Nosocomial pseudo-outbreaks have been reported since the 1960s in the setting of Escherichia coli pseudosepticemia [47]. Nosocomial pseudo-epidemics are defined as a cluster of false infections due to instrumental, contact, or laboratory contamination, or “artifactual clustering of true infections” [47, 48]. In 1990, an initial outbreak was reported in Missouri, when an increase in M. chelonae isolates was documented [48]. This was later thought to be due to contaminated bronchoscopy equipment, and corroborated when none of the involved patients developed evidence of invasive M. chelonae disease and no further positive samples were obtained on repeat bronchoscopy. Since that time, multiple additional pseudo-outbreaks have been identified including M. gordonae in bronchoalveolar lavage specimens as well as M. abscessus subsp. bolletii contaminating endoscopes and disinfection agents [49, 50].

Clinical Presentation

Perhaps the most important feature of pseudoinfection is the disparity between clinical features and laboratory findings [47]. In scenarios where isolated microbiologic data does not support the clinical picture, surveillance of culture results is critical.

Pseudo-outbreaks have been described in a variety of contexts. Pseudoinfection after bronchoscopy should be suspected if unusual NTM species are isolated despite the clinical scenario. Contaminated bronchoscopic equipment is typically due to inadequate disinfection, use of tap water, or defective local anesthetics. Steere et al. reported a M. gordonae pseudo-outbreak that was traced to a contaminated bottle of dye added to a topical anesthetic used by the bronchoscopist [1, 51]. Similar outbreaks have been noted in the setting of contaminated bronchoscopic equipment with M. chelonae, M. avium complex, and M. xenopi [52,53,54].
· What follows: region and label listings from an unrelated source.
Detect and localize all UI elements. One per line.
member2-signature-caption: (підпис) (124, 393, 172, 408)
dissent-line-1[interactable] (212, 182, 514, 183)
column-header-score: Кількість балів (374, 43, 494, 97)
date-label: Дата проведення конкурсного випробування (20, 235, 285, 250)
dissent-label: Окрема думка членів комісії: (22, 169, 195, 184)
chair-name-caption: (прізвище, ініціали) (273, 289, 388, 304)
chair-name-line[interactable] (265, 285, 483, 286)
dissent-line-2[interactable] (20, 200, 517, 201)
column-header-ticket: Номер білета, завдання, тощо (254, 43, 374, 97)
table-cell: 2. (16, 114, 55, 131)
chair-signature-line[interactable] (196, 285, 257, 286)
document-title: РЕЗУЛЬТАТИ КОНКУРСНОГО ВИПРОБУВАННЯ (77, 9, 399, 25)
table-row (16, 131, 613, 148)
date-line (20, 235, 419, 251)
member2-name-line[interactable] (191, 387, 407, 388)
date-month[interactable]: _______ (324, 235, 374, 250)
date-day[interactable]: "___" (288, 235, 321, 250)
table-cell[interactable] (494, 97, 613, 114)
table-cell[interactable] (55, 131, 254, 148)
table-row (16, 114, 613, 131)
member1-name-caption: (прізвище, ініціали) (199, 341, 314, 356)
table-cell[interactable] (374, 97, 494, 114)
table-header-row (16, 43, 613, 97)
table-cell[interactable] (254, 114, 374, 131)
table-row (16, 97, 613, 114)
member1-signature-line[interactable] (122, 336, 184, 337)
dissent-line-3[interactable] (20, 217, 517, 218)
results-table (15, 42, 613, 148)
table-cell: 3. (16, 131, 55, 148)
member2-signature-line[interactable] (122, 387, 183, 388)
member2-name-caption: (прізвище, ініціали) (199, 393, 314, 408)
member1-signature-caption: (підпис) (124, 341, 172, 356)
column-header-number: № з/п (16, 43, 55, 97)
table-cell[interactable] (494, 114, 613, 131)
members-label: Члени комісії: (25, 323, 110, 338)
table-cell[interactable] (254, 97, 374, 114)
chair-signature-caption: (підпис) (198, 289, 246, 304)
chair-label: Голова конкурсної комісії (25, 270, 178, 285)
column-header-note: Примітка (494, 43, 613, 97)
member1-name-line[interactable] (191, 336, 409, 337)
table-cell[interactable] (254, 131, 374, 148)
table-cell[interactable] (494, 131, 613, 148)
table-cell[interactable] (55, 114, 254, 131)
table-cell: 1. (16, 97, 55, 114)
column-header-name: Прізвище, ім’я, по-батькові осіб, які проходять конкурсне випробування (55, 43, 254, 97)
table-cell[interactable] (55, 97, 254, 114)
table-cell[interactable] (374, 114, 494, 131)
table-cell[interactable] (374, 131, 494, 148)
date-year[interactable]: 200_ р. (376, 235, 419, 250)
Non-endoscopic pseudo-outbreaks have been reported primarily due to rapidly growing mycobacteria from contaminated solutions or water. For example, one case series from 1997 documented 23 positive M. abscessus blood cultures obtained from HIV-infected patients [48, 49]. Further investigation suggested contamination of the culture supplement vial during laboratory procedures. Two pseudo-outbreaks involving M. fortuitum involved contaminated ice [55, 56].

Treatment

If clinical investigation does not support invasive disease, therapy is not indicated, as patients are not truly infected [38•]. Unfortunately, upon isolation of positive specimens, patients may undergo unnecessary and costly therapeutic procedures and in some cases, receive antimycobacterials until the issue of true versus pseudoinfection is established with more certainty [38•, 48]. Because of this possibility, it is important that suspected cases be thoroughly investigated, and that the pursuit of additional diagnostics or therapeutics rely on clinical suspicion.

Prevention

Adequate surveillance and infection control procedures are critical in preventing the propagation of nosocomial pseudo-outbreaks. Ongoing quality-control efforts are also important in these settings.

Conclusions

NTM infections acquired in the hospital setting represent an important but challenging spectrum of nosocomial diseases. The last decade has seen a significant surge in outbreaks of these entities ranging from pseudo-outbreaks, skin/soft tissue and post surgical-infections, to disseminated disease. While new diagnostic techniques and greater clinical recognition have led to advances in the management of nosocomial NTM-related diseases, varying antimicrobial susceptibility patterns and resistance to standard infection control procedures continue to present many challenges. Further clinical study remains critical to elucidate optimal diagnostic and treatment strategies, and enhanced infection control practices.

Grant Support

This work was supported in part by the National Institutes of Health grant T32 NIAID AI 007433.